In agreement with our observation of the impaired expression of inflammatory genes in β2-integrin-deficient BMDCs, we observed attenuated autoimmune reactions in EAE, characterized by the delayed induction of clinical symptoms and lower clinical scores. We showed that in the late phase of EAE (specifically in the spinal cord, as the main site of autoimmune inflammation), the frequencies of Th1, also comprising Th1/Th17 and Th1/Treg hybrid populations, were lowered in CD18CD11c cKO mice. Accordingly, the spinal cords of CD18CD11c cKO mice contained somewhat lower numbers of leukocytes, as deduced by H&E staining. EAE is known to mainly be driven by DC-induced autoantigen-specific Th1 and Th17 cell populations. [49]. Therefore, our findings suggest that in vivo, β2-integrin-deficient DCs have an impaired potential to activate (autoreactive) T cells. Considering the elevated uptake and processing of OVA antigens, as well as enhanced global cytokine production by stimulated β2-integrin-deficient DCs, it is less likely that the EAE-inducing immunization of mice with antigen peptides and adjuvants was less effective in CD18CD11c cKO mice. A delayed onset and attenuated course of EAE has also been observed for CD11b−/− mice [65], which suggests that CD11b-expressing cDC2 populations may play an important role in this regard. Furthermore, we observed a somewhat attenuated emigration of activated DCs from CD18CD11c cKO skin explants. Similarly, murine DCs expressing mutated CD18, which was unable to interact with cytoskeletal Kindlin-3, were demonstrated to show an impaired migratory activity [66,67]. Our observation of enhanced spinal cord infiltration with cDC1 and cDC2 populations in the late phase of EAE in CD18CD11c cKO mice could therefore be a consequence of the reduced migratory activity of β2-integrin-deficient DCs.

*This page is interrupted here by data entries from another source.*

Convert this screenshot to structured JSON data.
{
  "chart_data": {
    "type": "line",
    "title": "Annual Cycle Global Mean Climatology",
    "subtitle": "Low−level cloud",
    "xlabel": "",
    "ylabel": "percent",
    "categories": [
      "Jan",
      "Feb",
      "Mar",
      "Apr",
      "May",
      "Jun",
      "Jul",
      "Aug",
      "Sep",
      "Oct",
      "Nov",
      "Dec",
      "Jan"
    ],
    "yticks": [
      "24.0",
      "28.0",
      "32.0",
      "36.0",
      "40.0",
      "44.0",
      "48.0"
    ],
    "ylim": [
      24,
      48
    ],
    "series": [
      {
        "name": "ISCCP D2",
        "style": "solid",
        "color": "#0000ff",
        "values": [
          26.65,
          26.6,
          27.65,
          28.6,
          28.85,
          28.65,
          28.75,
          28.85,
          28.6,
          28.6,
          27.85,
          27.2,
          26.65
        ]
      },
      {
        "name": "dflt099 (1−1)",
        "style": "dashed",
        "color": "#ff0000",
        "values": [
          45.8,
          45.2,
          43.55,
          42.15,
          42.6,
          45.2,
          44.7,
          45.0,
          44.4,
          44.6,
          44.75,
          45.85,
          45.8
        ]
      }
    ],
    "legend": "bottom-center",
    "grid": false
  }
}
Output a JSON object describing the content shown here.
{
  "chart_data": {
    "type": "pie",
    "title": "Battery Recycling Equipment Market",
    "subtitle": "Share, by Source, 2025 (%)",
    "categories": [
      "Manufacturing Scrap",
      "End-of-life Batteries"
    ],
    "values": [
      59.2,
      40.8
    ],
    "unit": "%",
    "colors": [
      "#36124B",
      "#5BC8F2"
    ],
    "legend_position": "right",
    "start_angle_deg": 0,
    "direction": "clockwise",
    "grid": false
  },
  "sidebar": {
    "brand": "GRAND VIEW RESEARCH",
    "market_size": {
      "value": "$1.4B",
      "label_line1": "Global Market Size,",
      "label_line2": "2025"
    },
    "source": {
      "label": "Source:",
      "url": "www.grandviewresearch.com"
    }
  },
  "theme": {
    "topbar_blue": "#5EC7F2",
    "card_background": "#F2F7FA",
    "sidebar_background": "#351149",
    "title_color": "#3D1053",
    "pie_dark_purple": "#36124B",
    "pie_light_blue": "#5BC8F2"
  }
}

Moreover, it remains possible that the knockdown of β2 integrins as constituents of the immunological synapse may affect the interaction of DCs with T cells, resulting in attenuated T cell activation even in the case of the unaltered or elevated expression of MHCII and co-stimulators, as well as proinflammatory cytokines. We previously reported that LFA-1 [9] and MAC-1 [10] partly controlled the interaction of antigen-presenting DCs and syngenic antigen-specific CD4+ T cells. Of note, the inhibition of either β2 integrin on DCs resulted in elevated T cell proliferation, which suggested an overall inhibitory function of LFA-1 and MAC-1 on DCs. Interestingly, to the best of our knowledge, the role of CD11c/CD18 in this regard has not yet been studied. Anyway, it remains possible that the knockdown of all β2 integrins on DCs may yield an overall inhibitory effect due to overall dysregulated physical DC/T cell interactions. Furthermore, the dysregulated expression or activity of β2-integrin-regulated proteins (especially of the NF-κB signaling axis) may also play a role. Further studies are necessary to clarify these issues via the in depth analysis of DC/T cell interactions. In addition, ongoing studies are dedicated to elucidating which factors contribute to the attenuated course of EAE in CD18CD11c cKO mice by assessing the extent of DC and T cell activation during the early priming phase after immunization and resulting immune responses prior to the onset and at the peak of clinical manifestations of the disease, including the assessment of T cell responses and the analysis of leukocyte infiltrations into spinal cord.

Ultimately, our mouse model allows for the efficient cell type-specific conditional knockdown of β2 integrins, which enables the study of the role of these multi-functional receptors in individual immune cell types under homeostatic and pathophysiological conditions in vivo.